CRA has released Notice 308 discussing the new investment limited partnership (ILP) rules (which were effective as early as September 8, 2017, subject to some detailed transitional rules). Noteworthy points include:

  • CRA effectively takes the position that under the previous rules (i.e., before taking into account the ILP amendments) most general partners were required to charge HST on the fair market value of the periodic admin and management services provided by them to an investment limited partnership (i.e., a partnership that will be an ILP under the amendments.) In an example dealing with such a partnership, it states that the general partner (GP) is required to amend its returns to show GST/HST as having been collectible by it on the fair market value (FMV) of the monthly management fees provided by it before the effective date of the new rules.

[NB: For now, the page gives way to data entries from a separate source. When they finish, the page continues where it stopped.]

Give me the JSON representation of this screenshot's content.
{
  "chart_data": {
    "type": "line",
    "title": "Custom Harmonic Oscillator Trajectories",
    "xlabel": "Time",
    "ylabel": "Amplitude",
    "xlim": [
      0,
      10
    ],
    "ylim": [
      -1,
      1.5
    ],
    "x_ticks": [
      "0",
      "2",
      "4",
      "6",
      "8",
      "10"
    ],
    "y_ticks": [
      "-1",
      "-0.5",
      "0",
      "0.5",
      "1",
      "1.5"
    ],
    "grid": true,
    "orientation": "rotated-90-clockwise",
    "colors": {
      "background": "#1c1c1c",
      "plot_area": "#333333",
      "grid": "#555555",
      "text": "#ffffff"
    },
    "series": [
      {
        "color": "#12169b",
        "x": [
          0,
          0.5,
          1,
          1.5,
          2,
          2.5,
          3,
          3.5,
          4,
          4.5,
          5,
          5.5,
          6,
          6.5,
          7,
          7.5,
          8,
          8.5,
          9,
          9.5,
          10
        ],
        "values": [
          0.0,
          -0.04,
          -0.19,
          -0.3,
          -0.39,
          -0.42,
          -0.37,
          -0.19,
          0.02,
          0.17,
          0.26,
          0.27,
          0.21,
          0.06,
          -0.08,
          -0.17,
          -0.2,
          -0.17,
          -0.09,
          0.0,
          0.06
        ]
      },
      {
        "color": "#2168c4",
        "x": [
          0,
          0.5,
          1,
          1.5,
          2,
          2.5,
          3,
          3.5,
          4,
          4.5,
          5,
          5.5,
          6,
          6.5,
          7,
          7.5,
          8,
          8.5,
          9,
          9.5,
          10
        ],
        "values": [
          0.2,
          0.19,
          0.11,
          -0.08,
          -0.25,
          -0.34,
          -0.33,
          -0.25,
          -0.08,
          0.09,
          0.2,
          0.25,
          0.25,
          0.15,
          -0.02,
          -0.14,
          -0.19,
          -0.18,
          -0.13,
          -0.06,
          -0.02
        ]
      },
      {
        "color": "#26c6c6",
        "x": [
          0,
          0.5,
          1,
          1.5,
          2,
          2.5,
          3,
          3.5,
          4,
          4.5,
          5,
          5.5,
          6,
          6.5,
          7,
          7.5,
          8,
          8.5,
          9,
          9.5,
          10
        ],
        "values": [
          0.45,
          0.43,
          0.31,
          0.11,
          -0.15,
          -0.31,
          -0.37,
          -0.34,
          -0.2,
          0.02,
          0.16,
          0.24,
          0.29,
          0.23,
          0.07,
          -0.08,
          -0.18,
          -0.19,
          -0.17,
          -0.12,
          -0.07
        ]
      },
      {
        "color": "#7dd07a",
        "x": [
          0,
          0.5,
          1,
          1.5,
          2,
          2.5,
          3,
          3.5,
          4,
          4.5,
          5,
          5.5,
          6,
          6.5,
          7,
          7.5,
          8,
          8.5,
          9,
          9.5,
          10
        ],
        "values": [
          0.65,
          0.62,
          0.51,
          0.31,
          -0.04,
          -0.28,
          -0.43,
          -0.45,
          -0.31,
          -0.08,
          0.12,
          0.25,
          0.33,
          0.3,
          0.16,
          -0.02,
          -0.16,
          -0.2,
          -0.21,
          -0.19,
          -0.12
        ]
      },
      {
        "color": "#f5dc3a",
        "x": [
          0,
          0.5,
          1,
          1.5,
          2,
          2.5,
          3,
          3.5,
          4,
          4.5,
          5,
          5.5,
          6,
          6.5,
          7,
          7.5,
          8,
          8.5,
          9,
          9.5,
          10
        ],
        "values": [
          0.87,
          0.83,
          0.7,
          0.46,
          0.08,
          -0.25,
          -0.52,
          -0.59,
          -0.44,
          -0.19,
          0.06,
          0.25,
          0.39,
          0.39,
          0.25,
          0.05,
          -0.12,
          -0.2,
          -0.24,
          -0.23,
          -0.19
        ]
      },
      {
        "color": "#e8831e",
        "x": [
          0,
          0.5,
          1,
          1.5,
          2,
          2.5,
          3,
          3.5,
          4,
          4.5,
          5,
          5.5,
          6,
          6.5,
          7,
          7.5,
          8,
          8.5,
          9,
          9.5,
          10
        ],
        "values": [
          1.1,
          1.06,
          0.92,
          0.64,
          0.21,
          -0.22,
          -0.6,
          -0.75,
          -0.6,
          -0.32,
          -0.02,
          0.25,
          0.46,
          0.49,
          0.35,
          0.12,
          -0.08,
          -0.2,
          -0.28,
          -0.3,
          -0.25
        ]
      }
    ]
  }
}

Given the predominant view in the industry, CRA thus is effectively declaring that most general partners of ILPs are delinquent in their filings under the old rules. This is not the last you will hear of this.

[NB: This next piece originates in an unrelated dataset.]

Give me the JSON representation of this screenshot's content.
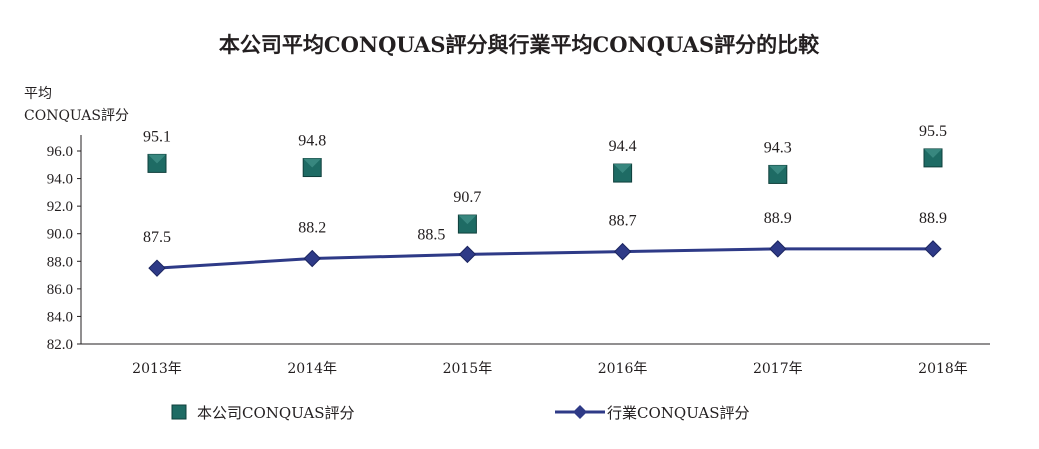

  • There is no discussion of carries/promotes. However, a variant of the above example deals with the situation where the GP charges both a monthly fee calculated as a percentage of NAV and an annual fee based on the “performance” of the LP fund.
    • The only comment made by CRA on the performance fee was "given the annual payment that [GP] may be entitled to receive from LP Fund, the monthly payment may not be reflective of the FMV of the management and administrative services rendered in a particular month."
    • This may indicate that CRA considers that where the GP makes regular charges (e.g., takes monthly GP draws) for its management and admin services, a less frequent performance fee, carry or promote will not per se be subject to GST/HST – but the fact that the limited partners were willing for their partnership to bear this less frequent charge may indicate that the regular actual charges were less than the FMV of the GP’s monthly services.
    • Although there are other rules that turn on FMV (e.g., the self-supply rule for new apartment complexes on first occupancy or substantial completion), in practice it would be very difficult to determine a notional FMV for a GP’s monthly services.
  • CRA indicates that a real estate fund which for limited liability or financing reasons invests in real estate through subsidiary LPs is an ILP even if most of its investors are not financial institutions.
  • New s. 132(6) deems an ILP with a Canadian-resident GP but with mostly non-resident members to be a non-resident person (so that, for example, manager services supplied to it could be zero-rated.) However, s. 132(2) deems a non-resident to be resident respecting the activities that it carries on through a Canadian permanent establishment. CRA appears to implicitly accept that such an ILP will not nonetheless be deemed by s. 132(2) to be resident in Canada by virtue of carrying on all its activities through the GP, who presumably would have an office in Canada that might be considered to be a Canadian PE of the ILP. CRA instead only references the situation where there is a Canadian PE maintained on behalf of the ILP in its own right, e.g., an office that it rents out.

Neal Armstrong. Summaries of GST/HST Notice 308 GST/HST and Investment Limited Partnerships July 2018 under ETA s, 272.1(3), s. 272.1(8), s. 132(6), s. 123(1) – investment limited partnership, s. 225.2(2), s. 240(3)(c), 238(2), 238(2.1), Selected Listed Financial Institutions Attribution Method (GST/HST) Regulations, s. 3(e), s. 54(1), s. 55(2), s. 55(4)(c) and s. 73(1).